Swimming Cup Milano lo spettacolo si tuffa in vasca

Torna in città dopo 15 anni il grande nuoto Al via all’Harbour Club il meeting internazionale Ospiti d’onore Filippo Magnini e Laure Manaudou

A Londra, ultimamente, considerano l’acqua una iattura, perchè innaffia Wimbledon e fa galleggiare l’annuale rito del tennis in verde. A Milano, in questi stessi giorni, l’acqua e lo sport vanno invece d’amore e d’accordo. Quasi di moda. La settimana scorsa la Champions League di pallanuoto vinta dalla Pro Recco alla Scarioni, seconda coppa campioni sollevata dai liguri sotto il cielo cittadino; nel primo weekend di luglio, all’Idroscalo, arriveranno invece i campionati europei giovanili (sabato 6) e la coppa Len di fondo (domenica 7). Ma, soprattutto, domani e dopo, nella piscina da 50 metri dell’Harbour Club di Via Cascina Bellaria 19, va in scena la EA7 Swimming Cup Milano, autentica parata di stelle del nuoto, un menù per appassionati che la metropoli non proponeva da troppi anni. E che, almeno su alcune distanze, vale un campionato europeo o più.
Basta scorrere l’elenco dei partecipanti per comprendere il livello del meeting, griffato Emporio Armani. Fra gli azzurri, ecco Filippo Magnini, due volte iridato sui 100 metri stile libero, uomo immagine del nuoto italiano. Domani sera, a fine programma, il 25enne pesarese sfiderà a bracciate i compagni della staffetta azzurra argento ai mondiali 2007, ovvero Alessandro Calvi, Christian Galenda e Massimiliano Rosolino, il bel napoletano d’Australia, quattro medaglie olimpiche in carriera fra cui l’oro a Sydney 2000 nei 200 misti. Accanto a loro, Jason Lezak, top sprinter americano, il brasilano Cielo, primatista mondiale in yard, lo svedese Nystrand, argento europeo.
«Non ho preparato la gara in modo particolare - confessa Magnini - ma i 100 di questo meeting alzano il livello dell’adrenalina e io amo le sfide, per me la competizione è un divertimento, non uno stress. Sarà uno show e non potevo mancare. Milano? Non la conosco molto, ma mi attira: sono interista, anche se non sfegatato, sono rimasto colpito dai locali in giro per la città, dal mondo della moda e dallo stile di vita».
Ma la passerella di star va ben oltre i 100 s.l.
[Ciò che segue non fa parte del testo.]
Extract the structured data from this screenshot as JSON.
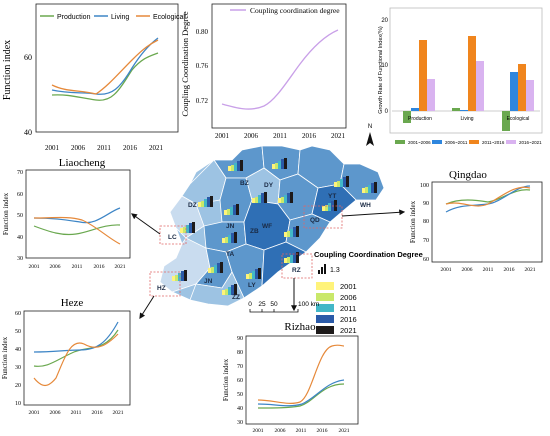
{
  "colors": {
    "production": "#6aa84f",
    "living": "#3d85c6",
    "ecological": "#e6893a",
    "coupling": "#c9a0e8",
    "bar_2001": "#6aa84f",
    "bar_2006": "#2e86de",
    "bar_2011": "#f0851d",
    "bar_2016": "#d9b3f0",
    "map_dark": "#2f6fb5",
    "map_mid": "#5d97cc",
    "map_light": "#9dc3e3",
    "map_pale": "#c9dcef"
  },
  "top_left": {
    "ylabel": "Function index",
    "legend": [
      "Production",
      "Living",
      "Ecological"
    ],
    "x_ticks": [
      "2001",
      "2006",
      "2011",
      "2016",
      "2021"
    ],
    "y_ticks": [
      "40",
      "60"
    ]
  },
  "top_mid": {
    "legend": "Coupling coordination degree",
    "ylabel": "Coupling Coordination Degree",
    "x_ticks": [
      "2001",
      "2006",
      "2011",
      "2016",
      "2021"
    ],
    "y_ticks": [
      "0.80",
      "0.76",
      "0.72"
    ]
  },
  "top_right": {
    "ylabel": "Growth Rate of Functional Index(%)",
    "categories": [
      "Production",
      "Living",
      "Ecological"
    ],
    "y_ticks": [
      "20",
      "10",
      "0"
    ],
    "legend": [
      "2001~2006",
      "2006~2011",
      "2011~2016",
      "2016~2021"
    ]
  },
  "liaocheng": {
    "title": "Liaocheng",
    "ylabel": "Function index",
    "x_ticks": [
      "2001",
      "2006",
      "2011",
      "2016",
      "2021"
    ],
    "y_ticks": [
      "70",
      "60",
      "50",
      "40",
      "30"
    ]
  },
  "qingdao": {
    "title": "Qingdao",
    "ylabel": "Function index",
    "x_ticks": [
      "2001",
      "2006",
      "2011",
      "2016",
      "2021"
    ],
    "y_ticks": [
      "100",
      "90",
      "80",
      "70",
      "60"
    ]
  },
  "heze": {
    "title": "Heze",
    "ylabel": "Function index",
    "x_ticks": [
      "2001",
      "2006",
      "2011",
      "2016",
      "2021"
    ],
    "y_ticks": [
      "60",
      "50",
      "40",
      "30",
      "20",
      "10"
    ]
  },
  "rizhao": {
    "title": "Rizhao",
    "ylabel": "Function index",
    "x_ticks": [
      "2001",
      "2006",
      "2011",
      "2016",
      "2021"
    ],
    "y_ticks": [
      "90",
      "80",
      "70",
      "60",
      "50",
      "40",
      "30"
    ]
  },
  "map": {
    "city_labels": [
      "BZ",
      "DY",
      "DZ",
      "YT",
      "WH",
      "LC",
      "JN",
      "ZB",
      "WF",
      "QD",
      "TA",
      "RZ",
      "HZ",
      "JN",
      "ZZ",
      "LY"
    ],
    "north_label": "N",
    "legend_title": "Coupling Coordination Degree",
    "legend_scale": "1.3",
    "legend_years": [
      "2001",
      "2006",
      "2011",
      "2016",
      "2021"
    ],
    "legend_year_colors": [
      "#fff37a",
      "#c9e86a",
      "#42b7c7",
      "#2a5aa8",
      "#1d1a1a"
    ],
    "scale_ticks": [
      "0",
      "25",
      "50",
      "100 km"
    ]
  }
}
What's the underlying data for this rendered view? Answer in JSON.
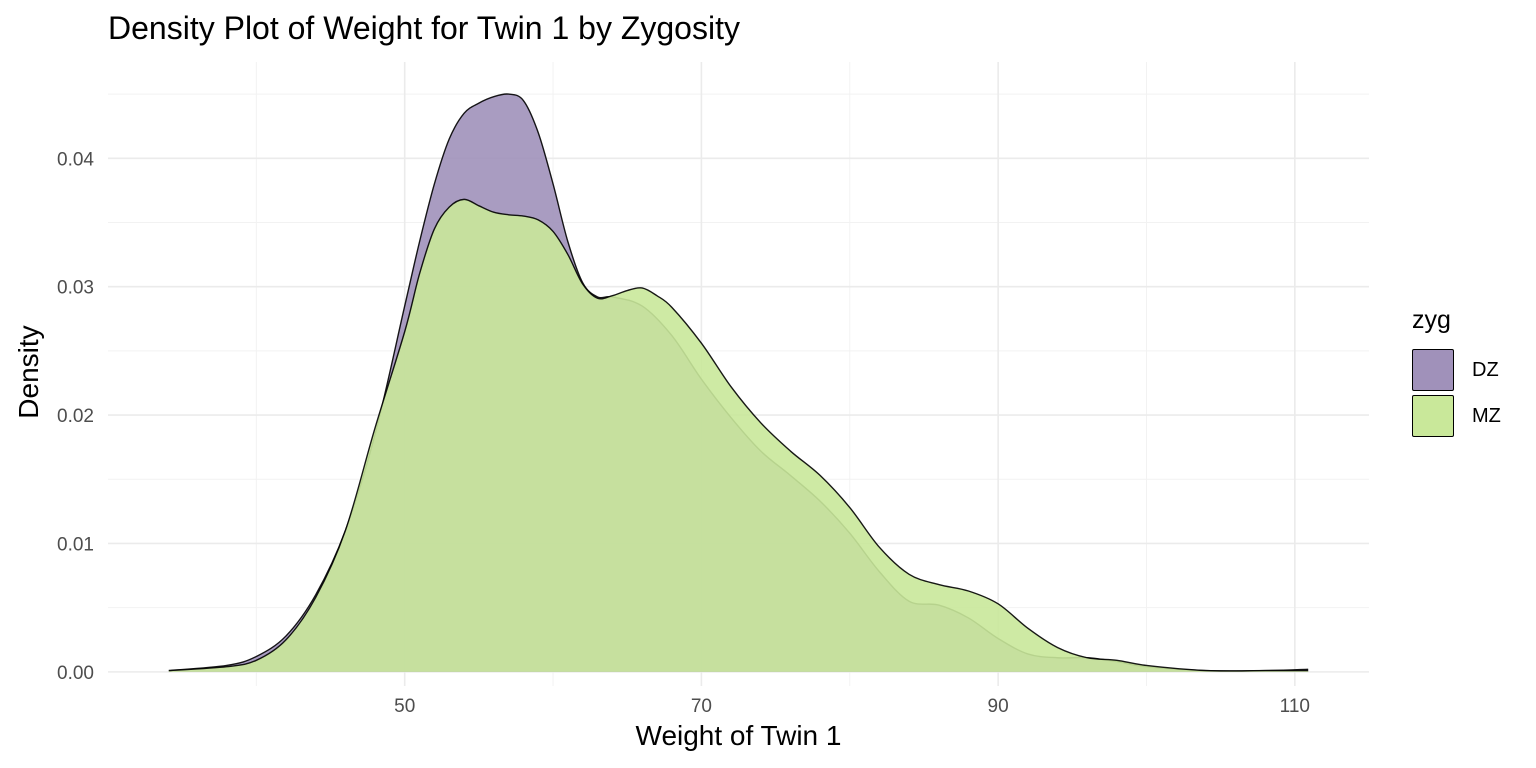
{
  "title": "Density Plot of Weight for Twin 1 by Zygosity",
  "chart_data": {
    "type": "area",
    "title": "Density Plot of Weight for Twin 1 by Zygosity",
    "xlabel": "Weight of Twin 1",
    "ylabel": "Density",
    "xlim": [
      30,
      115
    ],
    "ylim": [
      -0.0011,
      0.0475
    ],
    "x_ticks": [
      50,
      70,
      90,
      110
    ],
    "x_tick_labels": [
      "50",
      "70",
      "90",
      "110"
    ],
    "y_ticks": [
      0,
      0.01,
      0.02,
      0.03,
      0.04
    ],
    "y_tick_labels": [
      "0.00",
      "0.01",
      "0.02",
      "0.03",
      "0.04"
    ],
    "grid": true,
    "legend": {
      "title": "zyg",
      "position": "right"
    },
    "series": [
      {
        "name": "DZ",
        "color": "#a091ba",
        "x": [
          34.1,
          38,
          40,
          42,
          44,
          46,
          48,
          50,
          51,
          52,
          53,
          54,
          55,
          56,
          57,
          58,
          59,
          60,
          61,
          62,
          63,
          64,
          66,
          68,
          70,
          72,
          74,
          76,
          78,
          80,
          82,
          84,
          86,
          88,
          90,
          92,
          94,
          96,
          98,
          100,
          104,
          108,
          110.9
        ],
        "values": [
          0.0001,
          0.0005,
          0.0012,
          0.0028,
          0.006,
          0.011,
          0.0185,
          0.0285,
          0.0335,
          0.038,
          0.0415,
          0.0435,
          0.0443,
          0.0448,
          0.045,
          0.0445,
          0.042,
          0.038,
          0.0335,
          0.0303,
          0.0292,
          0.0292,
          0.0285,
          0.0262,
          0.0228,
          0.0198,
          0.0172,
          0.0153,
          0.0133,
          0.0108,
          0.0078,
          0.0055,
          0.0052,
          0.0042,
          0.0026,
          0.0014,
          0.0011,
          0.0011,
          0.0008,
          0.0004,
          0.0001,
          0.0001,
          0.0002
        ]
      },
      {
        "name": "MZ",
        "color": "#c9e89a",
        "x": [
          34.1,
          38,
          40,
          42,
          44,
          46,
          48,
          50,
          51,
          52,
          53,
          54,
          55,
          56,
          57,
          58,
          59,
          60,
          61,
          62,
          63,
          64,
          65,
          66,
          67,
          68,
          70,
          72,
          74,
          76,
          78,
          80,
          82,
          84,
          86,
          88,
          90,
          92,
          94,
          96,
          98,
          100,
          104,
          108,
          110.9
        ],
        "values": [
          0.0001,
          0.0004,
          0.0009,
          0.0025,
          0.0058,
          0.011,
          0.019,
          0.0265,
          0.031,
          0.0345,
          0.0362,
          0.0368,
          0.0363,
          0.0358,
          0.0356,
          0.0355,
          0.0352,
          0.0343,
          0.0325,
          0.0302,
          0.0291,
          0.0293,
          0.0297,
          0.0299,
          0.0293,
          0.0284,
          0.0256,
          0.0222,
          0.0194,
          0.0172,
          0.0153,
          0.0128,
          0.0097,
          0.0076,
          0.0068,
          0.0063,
          0.0053,
          0.0034,
          0.0019,
          0.0011,
          0.0009,
          0.0005,
          0.0001,
          0.0001,
          0.0001
        ]
      }
    ]
  }
}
Laure Manaudou, ad esempio, la sexy diva francese di cui le cronache si occupano per la love story con Luca Marin e il conseguente trasferimento a Torino - e che, a 20 anni, è olimpionica e iridata dei 400 sl - si confronterà sui 200 misti domani e sui 200 s.l. domenica con la romana Alessia Filippi, detentrice di quattro primati italiani. La Manaudou è primatista del mondo dei 200 s.l. A proposito di Marin, il ragazzo di Vittoria riproporrà la sfida con l’ungherese Cseh (bronzo ad Atene) sui 400 misti, quart’ultima gara del sabato. E poi la rana maschile con Alessandro Terrin e Loris Facci contro l’inglese Gibson, il sudafricano Van der Burgh e il russo Sloudnov e la rana donne con l’inglese Haywood opposta alle migliori italiane. Fra tanti azzurri - c’è pure Lorenzo Vismara sui 100 - poche assenze ma giustificate, vedi Federica Pellegrini impegnata nella maturità. E compensate da straniere come la tedesca Lurz, argento iridato nei 200 s.l.
Un meeting di tale livello meriterebbe una vera arena degli sport d’acqua, un impianto che Milano, però, non ha. «La città si ripropone nel panorama dei grandi eventi internazionali - commenta Giovanni Terzi, assessore allo sport del Comune - ma certo serve un “polo dell’acqua”. C’è il progetto per la conversione del Vigorelli, verificheremo se attuabile». E il nuoto milanese approfitta allora dell’occasione per far sentire la propria voce. «La Swimming Cup è un’occasione preziosa», spiega Luca Sacchi, bronzo olimpico, direttore tecnico del meeeting e anima della Dds di Settimo Milanese, cinque titoli italiani a squadre fra il 2002 e il 2006. «Però Milano ha bisogno di almeno un nuovo impianto, possibilmente progettato e gestito insieme alle società, magari riunite fra loro». Nell’attesa, via al weekend di spettacolo in acqua.